Adult age-dependent differences in resting-state connectivity within and between visual-attention and sensorimotor networks

• Main Authors: Christian eRoski, Svenja eCaspers, Robert eLangner, Angela R Laird, Peter T Fox, Karl eZilles, Katrin eAmunts, Simon B Eickhoff
• Format: Article
• Language: English
• Published: Frontiers Media S.A. 2013-10-01
• Series: Frontiers in Aging Neuroscience
• Subjects: Aging; fMRI; functional connectivity; resting state; functional systems; MACM
• Online Access: http://journal.frontiersin.org/Journal/10.3389/fnagi.2013.00067/full

Healthy aging is accompanied by structural and functional changes in the brain, among which a loss of neural specificity (i.e., dedifferentiation) is one of the most consistent findings.
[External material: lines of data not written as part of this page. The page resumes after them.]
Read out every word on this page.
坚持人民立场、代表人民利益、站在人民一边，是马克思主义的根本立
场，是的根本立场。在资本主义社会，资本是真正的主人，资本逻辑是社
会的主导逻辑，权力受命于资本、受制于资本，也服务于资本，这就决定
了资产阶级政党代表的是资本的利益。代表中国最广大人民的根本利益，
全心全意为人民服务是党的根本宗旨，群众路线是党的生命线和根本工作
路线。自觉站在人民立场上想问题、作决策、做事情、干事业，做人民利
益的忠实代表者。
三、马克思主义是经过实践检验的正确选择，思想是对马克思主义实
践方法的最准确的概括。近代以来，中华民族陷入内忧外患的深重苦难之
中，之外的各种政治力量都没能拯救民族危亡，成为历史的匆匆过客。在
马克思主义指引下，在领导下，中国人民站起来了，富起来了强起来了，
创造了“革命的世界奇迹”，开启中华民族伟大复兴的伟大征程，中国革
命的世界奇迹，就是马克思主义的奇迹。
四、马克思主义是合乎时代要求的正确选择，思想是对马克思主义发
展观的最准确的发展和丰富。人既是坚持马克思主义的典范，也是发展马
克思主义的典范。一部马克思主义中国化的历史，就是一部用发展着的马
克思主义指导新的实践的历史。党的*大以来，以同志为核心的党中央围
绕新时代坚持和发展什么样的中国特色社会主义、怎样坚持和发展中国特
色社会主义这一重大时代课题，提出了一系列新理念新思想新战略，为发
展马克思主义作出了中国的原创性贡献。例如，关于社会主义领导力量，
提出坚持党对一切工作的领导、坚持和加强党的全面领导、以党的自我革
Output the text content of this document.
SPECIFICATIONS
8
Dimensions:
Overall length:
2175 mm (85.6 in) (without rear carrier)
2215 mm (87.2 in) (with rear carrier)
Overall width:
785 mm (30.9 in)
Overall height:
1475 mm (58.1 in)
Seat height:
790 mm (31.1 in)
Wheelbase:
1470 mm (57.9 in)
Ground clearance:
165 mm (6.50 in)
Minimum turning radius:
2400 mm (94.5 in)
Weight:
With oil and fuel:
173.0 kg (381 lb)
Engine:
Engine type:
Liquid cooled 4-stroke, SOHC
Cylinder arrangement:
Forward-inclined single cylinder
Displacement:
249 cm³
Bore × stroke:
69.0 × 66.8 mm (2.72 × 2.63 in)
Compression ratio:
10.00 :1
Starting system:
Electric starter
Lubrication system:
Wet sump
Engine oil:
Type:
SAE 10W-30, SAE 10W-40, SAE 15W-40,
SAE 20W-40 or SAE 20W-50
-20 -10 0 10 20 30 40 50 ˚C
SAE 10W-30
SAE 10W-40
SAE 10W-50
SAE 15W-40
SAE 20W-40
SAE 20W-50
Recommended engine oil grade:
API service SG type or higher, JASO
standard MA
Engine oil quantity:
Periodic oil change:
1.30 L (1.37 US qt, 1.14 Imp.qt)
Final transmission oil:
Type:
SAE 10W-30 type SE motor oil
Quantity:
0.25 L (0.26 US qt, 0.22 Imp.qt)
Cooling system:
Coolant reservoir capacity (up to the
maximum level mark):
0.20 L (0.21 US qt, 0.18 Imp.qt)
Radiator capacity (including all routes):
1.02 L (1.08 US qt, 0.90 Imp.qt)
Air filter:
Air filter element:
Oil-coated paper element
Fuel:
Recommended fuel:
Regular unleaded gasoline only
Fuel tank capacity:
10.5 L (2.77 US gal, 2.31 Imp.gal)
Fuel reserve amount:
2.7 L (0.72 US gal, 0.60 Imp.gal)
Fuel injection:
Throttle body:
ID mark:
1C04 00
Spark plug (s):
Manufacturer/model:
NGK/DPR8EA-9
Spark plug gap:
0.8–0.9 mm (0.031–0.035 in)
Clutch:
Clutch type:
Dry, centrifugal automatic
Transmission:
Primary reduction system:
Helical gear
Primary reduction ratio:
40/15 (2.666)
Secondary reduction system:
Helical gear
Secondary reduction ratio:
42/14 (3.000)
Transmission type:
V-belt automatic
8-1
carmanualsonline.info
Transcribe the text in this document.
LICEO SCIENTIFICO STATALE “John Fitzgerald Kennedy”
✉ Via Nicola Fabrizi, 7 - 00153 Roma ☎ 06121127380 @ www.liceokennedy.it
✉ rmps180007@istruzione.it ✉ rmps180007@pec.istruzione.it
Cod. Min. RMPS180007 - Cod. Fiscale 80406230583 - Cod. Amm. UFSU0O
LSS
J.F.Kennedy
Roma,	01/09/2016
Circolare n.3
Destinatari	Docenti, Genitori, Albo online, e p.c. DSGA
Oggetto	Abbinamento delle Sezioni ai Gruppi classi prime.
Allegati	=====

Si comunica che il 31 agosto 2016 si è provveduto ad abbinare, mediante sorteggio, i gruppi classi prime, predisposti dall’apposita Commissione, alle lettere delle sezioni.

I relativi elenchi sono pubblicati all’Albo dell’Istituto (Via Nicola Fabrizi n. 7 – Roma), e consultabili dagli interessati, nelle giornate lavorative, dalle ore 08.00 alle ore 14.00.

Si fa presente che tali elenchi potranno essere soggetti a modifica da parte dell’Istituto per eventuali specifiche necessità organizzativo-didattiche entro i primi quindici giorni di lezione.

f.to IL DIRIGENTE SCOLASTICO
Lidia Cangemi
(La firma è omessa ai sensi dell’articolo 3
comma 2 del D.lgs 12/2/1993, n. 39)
Little is known, however, about changes in interregional integration underlying a dedifferentiation across different functional systems. In a large sample (n = 399) of healthy adults aged from 18 to 85 years, we analyzed age-dependent differences in resting-state (task-independent) functional connectivity (FC) of a set of brain regions derived from a previous fMRI study. In that study, these regions had shown an age-related loss of activation specificity in visual-attention (superior parietal area 7A and dorsal premotor cortex) or sensorimotor (area OP4 of the parietal operculum) tasks. In addition to these dedifferentiated regions, the FC analysis of the present study included task-general regions associated with both attention and sensorimotor systems (rostral supplementary motor area and bilateral anterior insula) as defined via meta-analytical co-activation mapping. Within this network, we observed both selective increases and decreases in resting-state FC with age. In line with regional activation changes reported previously, we found diminished anti-correlated FC for inter-system connections (i.e., between sensorimotor-related and visual attention-related regions). Our analysis also revealed reduced FC between system-specific and task-general regions, which might reflect age-related deficits in top-down control possibly leading to dedifferentiation of task-specific brain activity. Together, our results underpin the notion that resting-state FC changes concur with regional activity changes in the healthy aging brain, presumably contributing jointly to age-related behavioral changes.